Anyone know where I can find 1/24th scale figurines,found a few on E-bay but no companies to buy from.


----------



## gunn

sometimes its right here. google responds to certian words and puts up adds just below the quick reply area. like the word figures triggered 2 responces i see here just below the quick reply area.
ive seen alot of 1/24 figures on e bay along with garage tools also check some of our sponcers to the right of this page. seems like i saw a 10 pack of tools in one of them.
also try our flea market over by the airport bucwheat.
couple weeks ago i was at hobby lobby in the model section and thay had 3 boxes of car trailers all metal.:wave:


----------



## bucwheat

Yea ,I hit the flea market every weekend,you are right about the wording on Ebay.


----------



## djnick66

What kinds of figures? Preiser has some in kit form (G scale RR) and also pre finished. You find a lot of the "Homies" and "Fast Girls" figures for cars, usually pre finished. Modellers, a Japanese company has some resin figures for cars. Hasegawa and Fujimi have some race car bunnys and drivers. Tamiya used to do a set of college kids named "Campus Friends" that included a little Vespa scooter. Tamiya also has a set of 1/20 race car pit crew. Jimmy Flintstone and Chimneyville offer a random assortment of figures. In Military stuff you will be after 75mm figures. You could check a place like The Red Lancers in Milton, PA for that. They are excellent to deal with.
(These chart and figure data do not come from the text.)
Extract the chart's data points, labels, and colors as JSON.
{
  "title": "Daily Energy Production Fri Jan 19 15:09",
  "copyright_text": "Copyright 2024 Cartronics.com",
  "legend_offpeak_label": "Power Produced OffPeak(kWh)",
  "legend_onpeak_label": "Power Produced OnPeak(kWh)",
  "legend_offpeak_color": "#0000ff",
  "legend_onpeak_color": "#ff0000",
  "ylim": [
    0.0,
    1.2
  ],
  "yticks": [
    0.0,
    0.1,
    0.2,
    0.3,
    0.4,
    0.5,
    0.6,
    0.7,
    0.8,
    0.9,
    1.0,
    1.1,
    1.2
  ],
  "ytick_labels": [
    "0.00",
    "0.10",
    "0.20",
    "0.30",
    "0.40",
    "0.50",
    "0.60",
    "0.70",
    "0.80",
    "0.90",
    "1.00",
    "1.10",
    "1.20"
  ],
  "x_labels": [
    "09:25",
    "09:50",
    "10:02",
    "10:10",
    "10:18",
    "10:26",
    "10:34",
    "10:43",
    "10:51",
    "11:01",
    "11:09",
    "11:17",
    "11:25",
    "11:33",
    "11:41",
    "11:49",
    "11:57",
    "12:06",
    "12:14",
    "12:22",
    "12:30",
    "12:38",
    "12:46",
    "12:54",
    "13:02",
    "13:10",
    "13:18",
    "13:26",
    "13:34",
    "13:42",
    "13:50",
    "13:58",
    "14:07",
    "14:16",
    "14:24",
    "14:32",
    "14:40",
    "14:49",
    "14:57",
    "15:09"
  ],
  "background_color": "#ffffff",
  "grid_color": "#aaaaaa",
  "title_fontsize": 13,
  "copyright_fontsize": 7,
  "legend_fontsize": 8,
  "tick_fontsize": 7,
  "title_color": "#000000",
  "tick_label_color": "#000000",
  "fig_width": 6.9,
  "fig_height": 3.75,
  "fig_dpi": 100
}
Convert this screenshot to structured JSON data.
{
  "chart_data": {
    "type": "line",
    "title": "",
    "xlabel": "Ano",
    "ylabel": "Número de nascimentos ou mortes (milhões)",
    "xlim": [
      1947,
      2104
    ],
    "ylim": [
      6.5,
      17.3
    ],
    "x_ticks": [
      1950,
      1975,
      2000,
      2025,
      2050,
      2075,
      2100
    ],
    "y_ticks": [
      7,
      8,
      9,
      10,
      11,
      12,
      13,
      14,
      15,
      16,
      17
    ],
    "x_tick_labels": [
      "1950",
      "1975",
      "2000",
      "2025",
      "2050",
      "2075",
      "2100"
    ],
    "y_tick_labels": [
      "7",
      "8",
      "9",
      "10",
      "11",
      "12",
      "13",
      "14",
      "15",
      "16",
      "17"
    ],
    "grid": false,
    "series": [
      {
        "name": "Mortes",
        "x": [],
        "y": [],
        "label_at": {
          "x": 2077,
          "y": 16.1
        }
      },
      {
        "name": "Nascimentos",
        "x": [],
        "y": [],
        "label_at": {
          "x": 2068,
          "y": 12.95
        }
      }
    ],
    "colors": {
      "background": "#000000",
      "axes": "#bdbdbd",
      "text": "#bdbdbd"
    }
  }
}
Tamiya did a few 1/24/25 figures in metal and plastic.


----------



## bucwheat

Thank you sir,I am looking for 1/24th scale,I will check out some of these leads.


----------



## gunn

heres a good link i forgot about. parts for 1:24th scale
www.detailmaster.com


----------



## aeryn43

Fujimi and Tamiya both make sets of 1/24 mechanic figures, I have these ready to populate my Chariot and Space Pod, they should still be available in good model shops...


----------



## bucwheat

I bought 12 figures on E-bay this week for 99 cents but the shipping is $15 ,imagine that,anyway hope I will able to use them in my Dioramas.


----------